DJ Delorie <dj@redhat.com> writes:

> This comment seems to explain why:
> 
>   /* Scan all the reloads, and check for RELOAD_FOR_OPERAND_ADDRESS reloads.
>      If we have more than one, then convert all RELOAD_FOR_OPADDR_ADDR
>      reloads to RELOAD_FOR_OPERAND_ADDRESS reloads.
> 
>      choose_reload_regs assumes that RELOAD_FOR_OPADDR_ADDR reloads never
>      conflict with RELOAD_FOR_OPERAND_ADDRESS reloads.  This is true for a
>      single pair of RELOAD_FOR_OPADDR_ADDR/RELOAD_FOR_OPERAND_ADDRESS reloads.
>      However, if there is more than one RELOAD_FOR_OPERAND_ADDRESS reload,
>      then a RELOAD_FOR_OPADDR_ADDR reload conflicts with all
>      RELOAD_FOR_OPERAND_ADDRESS reloads other than the one that uses it.
>      This is complicated by the fact that a single operand can have more
>      than one RELOAD_FOR_OPERAND_ADDRESS reload.  It is very difficult to fix
>      choose_reload_regs without affecting code quality, and cases that
>      actually fail are extremely rare, so it turns out to be better to fix
>      the problem here by not generating cases that choose_reload_regs will
>      fail for.  */

Oh yeah.

> This extremely rare case happens to be the case that's failing for
> m32c :-P
> 
> Maybe we can conditionalize the new logic with SMALL_REGISTER_CLASSES?

I find it hard to believe that your patch is correct.  If you have two
reloads with type RELOAD_FOR_OPERAND_ADDRESS, then they can conflict.
That's more or less the point of the comment above.  You are trying to
detect a particular case in which they don't conflict.  But it's not
going to work in some complicated scenario in which the same address
is reloaded twice for two different operands--you're might wind up
blowing away the address of the second one.  Maybe that can't happen
for some reason, but I don't see anything preventing it.

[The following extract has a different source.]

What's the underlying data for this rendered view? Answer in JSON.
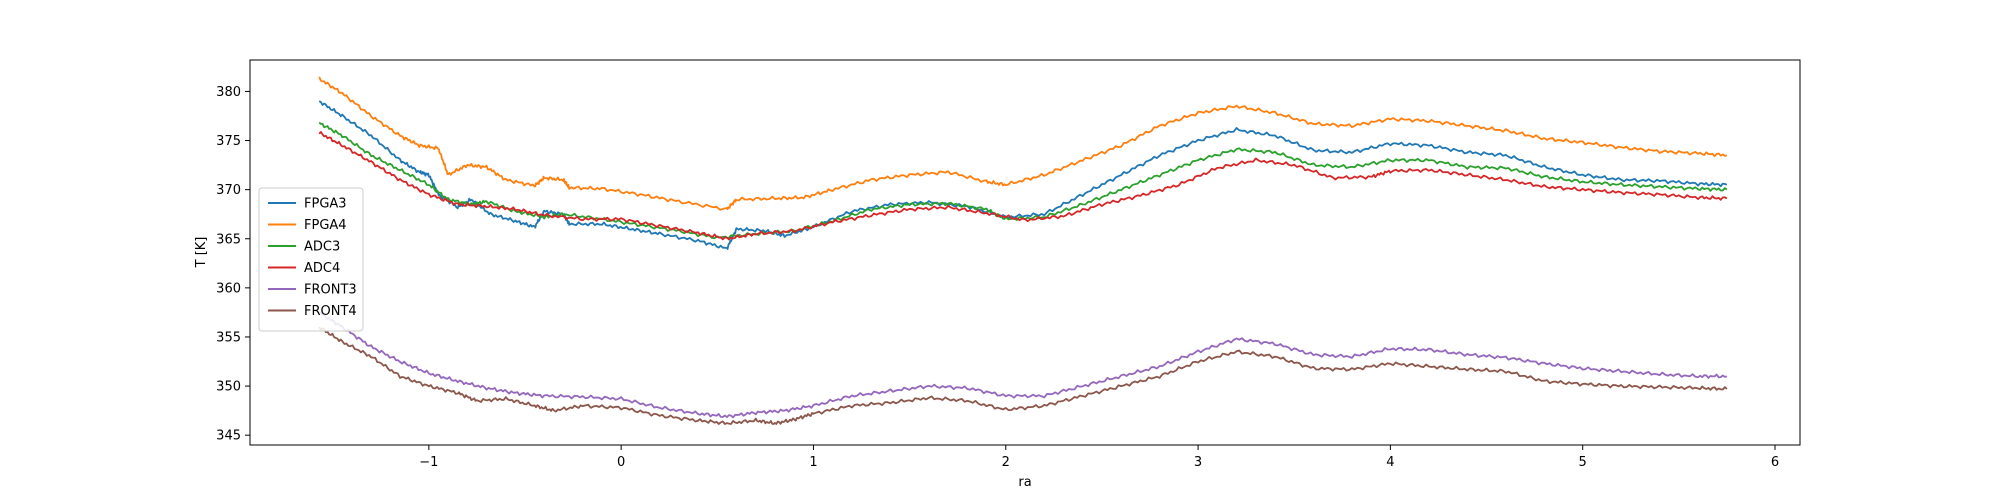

A different approach might be to try to obviate the comment, by
somehow recording which RELOAD_FOR_OPADDR_ADDRESS corresponds to which
RELOAD_FOR_OPERAND_ADDRESS.  If you do that, then you can check it in
reloads_conflict, and you won't be forced to convert OPADDR_ADDRESS to
OPERAND_ADDRESS.  But that might get pretty tricky in some cases.

I don't have a better idea off hand.